Sehr verehrter Herr Bundeskanzler, sehr geehrter Herr Merz

Die Gesundheitspolitik unter Ihrer Regierungsverantwortung hat sich im Vergleich zu Ihrem Amtsvorgänger bisher in keinem wesentlichen Punkt positiv verändert. Die Kosten steigen weiterhin, während die Unzufriedenheit von Patientinnen und Patienten, von Pflegenden, medizinischen Assistenz berufen und der Ärzteschaft zunimmt. Als Kindermediziner macht es mich besonders betroffen, wenn Reformunwille und orientierungslose Hyperaktivität nachweislich auf Kosten von Kindern und deren Familien das gesundheitspolitische Geschehen dominieren. Hierzu zwei eklatante Beispiele, die eine sofortigen Rücknahme erfordern, um weiteren Schaden abzuwenden:

1.Krankenhausreform: Ursprünglich waren die Spezielle Kinderchirurgie und Spezielle Kinderheilkunde als eigenständige Leistungsgruppen vorgesehen. Aus fachlich nicht nachvollziehbaren Gründen wurde dieser Passus gestrichen, so dass Kinder mit komplexen pädiatrischen und/oder kinderchirurgischen Erkrankungen weiterhin nicht ausschließlich in dafür geeigneten spezialisierten Kliniken und Abteilungen behandelt werden. Diese Fehlentscheidung kann m.E. nur das Ergebnis massiver, den Bedürfnissen von Kindern und Eltern zuwiderlaufender Interventionen und ökonomischer Interessen Dritter sein.

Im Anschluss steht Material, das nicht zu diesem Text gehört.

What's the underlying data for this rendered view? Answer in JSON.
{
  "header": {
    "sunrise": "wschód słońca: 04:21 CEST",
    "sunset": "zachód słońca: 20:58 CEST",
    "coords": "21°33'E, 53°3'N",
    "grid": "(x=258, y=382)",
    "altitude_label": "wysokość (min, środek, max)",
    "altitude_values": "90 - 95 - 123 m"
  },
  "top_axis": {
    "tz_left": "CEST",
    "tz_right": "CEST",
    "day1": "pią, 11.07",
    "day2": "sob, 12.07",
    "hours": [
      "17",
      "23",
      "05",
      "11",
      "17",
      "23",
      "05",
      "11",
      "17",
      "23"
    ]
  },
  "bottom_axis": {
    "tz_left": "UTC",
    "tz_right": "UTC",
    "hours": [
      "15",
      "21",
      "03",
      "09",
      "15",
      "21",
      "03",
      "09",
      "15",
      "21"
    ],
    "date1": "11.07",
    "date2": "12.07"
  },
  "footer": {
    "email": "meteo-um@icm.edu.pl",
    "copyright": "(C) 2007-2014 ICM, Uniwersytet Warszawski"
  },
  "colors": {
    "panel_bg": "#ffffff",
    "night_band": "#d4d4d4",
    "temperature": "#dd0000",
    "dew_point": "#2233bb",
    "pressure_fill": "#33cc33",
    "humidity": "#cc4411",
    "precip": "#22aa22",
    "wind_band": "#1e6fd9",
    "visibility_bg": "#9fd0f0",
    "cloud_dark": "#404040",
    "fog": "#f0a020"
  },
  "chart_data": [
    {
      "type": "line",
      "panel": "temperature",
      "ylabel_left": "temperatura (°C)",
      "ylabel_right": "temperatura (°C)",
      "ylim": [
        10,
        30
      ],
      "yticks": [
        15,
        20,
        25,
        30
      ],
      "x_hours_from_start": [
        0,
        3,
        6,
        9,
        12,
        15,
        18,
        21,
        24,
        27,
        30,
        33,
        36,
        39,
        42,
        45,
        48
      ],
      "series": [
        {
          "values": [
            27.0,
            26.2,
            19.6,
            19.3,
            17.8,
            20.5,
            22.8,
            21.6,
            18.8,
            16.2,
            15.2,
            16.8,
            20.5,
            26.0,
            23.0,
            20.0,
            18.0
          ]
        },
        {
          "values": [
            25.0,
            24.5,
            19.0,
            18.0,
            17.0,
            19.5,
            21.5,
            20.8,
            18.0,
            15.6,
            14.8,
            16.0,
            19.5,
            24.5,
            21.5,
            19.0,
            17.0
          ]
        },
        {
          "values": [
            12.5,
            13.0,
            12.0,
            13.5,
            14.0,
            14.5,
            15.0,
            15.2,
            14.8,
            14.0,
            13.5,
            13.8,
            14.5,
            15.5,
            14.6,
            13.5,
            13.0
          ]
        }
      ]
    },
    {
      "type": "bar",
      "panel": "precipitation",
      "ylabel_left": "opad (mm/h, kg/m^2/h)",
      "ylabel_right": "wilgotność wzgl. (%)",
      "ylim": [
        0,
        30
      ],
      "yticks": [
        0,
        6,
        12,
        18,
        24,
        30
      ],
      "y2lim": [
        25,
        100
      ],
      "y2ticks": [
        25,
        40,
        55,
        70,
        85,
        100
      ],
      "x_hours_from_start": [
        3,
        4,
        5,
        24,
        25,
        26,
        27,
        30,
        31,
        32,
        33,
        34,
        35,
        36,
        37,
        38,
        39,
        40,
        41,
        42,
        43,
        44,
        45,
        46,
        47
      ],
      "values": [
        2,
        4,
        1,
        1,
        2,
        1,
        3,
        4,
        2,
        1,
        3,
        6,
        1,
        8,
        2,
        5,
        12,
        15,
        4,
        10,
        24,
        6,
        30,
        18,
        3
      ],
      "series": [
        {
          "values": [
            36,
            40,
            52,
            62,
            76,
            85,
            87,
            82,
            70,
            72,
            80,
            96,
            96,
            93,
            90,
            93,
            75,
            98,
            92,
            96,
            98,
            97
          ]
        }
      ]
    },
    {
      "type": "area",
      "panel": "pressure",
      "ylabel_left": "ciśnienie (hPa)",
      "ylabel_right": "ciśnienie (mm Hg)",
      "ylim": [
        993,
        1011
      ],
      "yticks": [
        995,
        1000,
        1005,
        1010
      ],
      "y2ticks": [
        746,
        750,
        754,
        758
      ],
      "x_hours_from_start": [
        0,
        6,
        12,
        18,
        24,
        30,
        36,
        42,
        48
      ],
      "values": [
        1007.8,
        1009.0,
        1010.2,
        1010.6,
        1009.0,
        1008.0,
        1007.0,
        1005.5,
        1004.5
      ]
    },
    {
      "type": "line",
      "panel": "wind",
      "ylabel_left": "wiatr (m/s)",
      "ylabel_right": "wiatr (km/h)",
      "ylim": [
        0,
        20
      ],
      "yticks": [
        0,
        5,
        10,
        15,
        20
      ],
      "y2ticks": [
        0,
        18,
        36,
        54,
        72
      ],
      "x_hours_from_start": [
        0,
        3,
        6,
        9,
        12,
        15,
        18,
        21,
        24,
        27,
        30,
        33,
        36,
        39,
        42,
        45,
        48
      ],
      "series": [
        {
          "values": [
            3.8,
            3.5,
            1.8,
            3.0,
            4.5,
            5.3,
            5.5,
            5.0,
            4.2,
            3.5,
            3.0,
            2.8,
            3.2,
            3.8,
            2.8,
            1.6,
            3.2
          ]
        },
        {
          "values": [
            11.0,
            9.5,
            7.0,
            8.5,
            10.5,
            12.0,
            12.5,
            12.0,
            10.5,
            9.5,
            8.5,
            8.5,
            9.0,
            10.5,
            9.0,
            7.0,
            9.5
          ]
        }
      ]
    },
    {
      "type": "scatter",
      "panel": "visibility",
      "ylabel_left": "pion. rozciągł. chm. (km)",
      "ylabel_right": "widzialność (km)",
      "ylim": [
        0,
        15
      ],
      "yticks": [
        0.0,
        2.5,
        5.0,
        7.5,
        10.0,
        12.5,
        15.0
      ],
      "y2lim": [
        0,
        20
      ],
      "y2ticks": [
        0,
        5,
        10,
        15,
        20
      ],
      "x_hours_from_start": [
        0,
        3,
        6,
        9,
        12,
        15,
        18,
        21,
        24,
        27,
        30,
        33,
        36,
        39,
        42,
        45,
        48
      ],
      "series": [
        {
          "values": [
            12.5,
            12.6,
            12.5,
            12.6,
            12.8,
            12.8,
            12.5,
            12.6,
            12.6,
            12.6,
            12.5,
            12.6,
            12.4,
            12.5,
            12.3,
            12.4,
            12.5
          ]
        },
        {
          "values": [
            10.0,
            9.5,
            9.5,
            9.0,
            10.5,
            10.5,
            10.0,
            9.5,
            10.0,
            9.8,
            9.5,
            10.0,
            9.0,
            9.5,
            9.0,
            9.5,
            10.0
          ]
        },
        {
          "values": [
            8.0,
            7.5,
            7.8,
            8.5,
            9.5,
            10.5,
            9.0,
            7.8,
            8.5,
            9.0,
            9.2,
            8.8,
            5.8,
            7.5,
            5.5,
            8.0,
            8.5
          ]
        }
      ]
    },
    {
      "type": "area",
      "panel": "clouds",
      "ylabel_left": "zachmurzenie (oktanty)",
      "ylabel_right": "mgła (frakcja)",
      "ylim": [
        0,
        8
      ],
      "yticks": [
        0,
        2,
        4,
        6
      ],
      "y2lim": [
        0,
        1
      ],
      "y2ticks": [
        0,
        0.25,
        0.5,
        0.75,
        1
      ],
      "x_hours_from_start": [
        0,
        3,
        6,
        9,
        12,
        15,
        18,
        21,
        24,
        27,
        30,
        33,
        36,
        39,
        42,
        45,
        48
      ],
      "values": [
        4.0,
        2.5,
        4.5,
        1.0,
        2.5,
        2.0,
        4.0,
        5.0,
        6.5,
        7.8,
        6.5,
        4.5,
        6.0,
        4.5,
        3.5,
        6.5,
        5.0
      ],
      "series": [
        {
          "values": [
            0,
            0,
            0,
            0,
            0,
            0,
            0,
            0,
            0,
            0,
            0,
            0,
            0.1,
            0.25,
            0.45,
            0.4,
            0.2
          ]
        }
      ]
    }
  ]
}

Ich darf Ihnen am Beispiel der Neugeborenen- Sepsis ein konkretes lebensbedrohliches Krankheitsbild benennen, das die Bedeutung von Spezialisierung in der Kindermedizin einmal mehr unterstreicht und den Nachholbedarf in Deutschland verdeutlicht. So versterben hierzulande im Vergleich zu Norwegen doppelt so viele Säuglinge an einer Sepsis. Aus diesem Grund setze ich mich auch für das von der Sepsis Stiftung ausgearbeitetes Projekt Kids Mum ein, dessen Förderung soeben vom Bundesgesundheitsministerium abgelehnt wurde. Anscheinend scheint die Population von Neugeborenen gesundheitspolitisch nicht interessant genug zu sein, um als förderwürdig eingestuft zu werden,  und der WHO-Slogan zum Welttag der Patientensicherheit 2025 bereits in Vergessenheit geraten zu sein. Dieser lautete nämlich „Sichere Versorgung für jedes Neugeborene und jedes Kind.“

2.Hybrid – DRG:  Vom Inkrafttreten und von der gerade erst begonnenen Umsetzung dieses für die Ambulantisierung von bisher ungerechtfertigt und deshalb vermeidbar stationär erbrachten Operationen und Interventionen unverzichtbaren Paragrafen 115f im SGB V war auch das Fachgebiet Kinderchirurgie maßgeblich im positiven Sinn betroffen. Es bedarf keiner großen medizinischen Vorkenntnisse, um zu realisierten, dass Kinder nach einem Eingriff die weitere Genesungsphase in ihrer gewohnten häuslichen Umgebung verbringen möchten. Dies trifft selbstredend nur für unkomplizierte Operationen und bei dafür geeignetem familiärem Umfeld zu. Auch können Eltern eine ambulante Behandlung ihres Kindes besser mit ihren beruflichen Verpflichtungen und der Betreuung von Geschwisterkindern vereinbaren. Trotz dieser Erkenntnislage werden Kinder wie auch Menschen mit Behinderung seit dem 1.1.2026 vorsätzliche und gegen besseres Expertenwissen ausgeschlossen. Immer wenn transparente Argumente fehlen, ist der Verdacht auf Willkür nicht unberechtigt. Viele mir namentlich bekannte ambulant operierende kinderchirurgische Kolleginnen und Kollegen haben ihre OP-Kapazitäten den Erfordernissen des § 115 f angepasst und finden sich ab Jahresbeginn 2026 im seit 1996 unterfinanzierten EBM wieder.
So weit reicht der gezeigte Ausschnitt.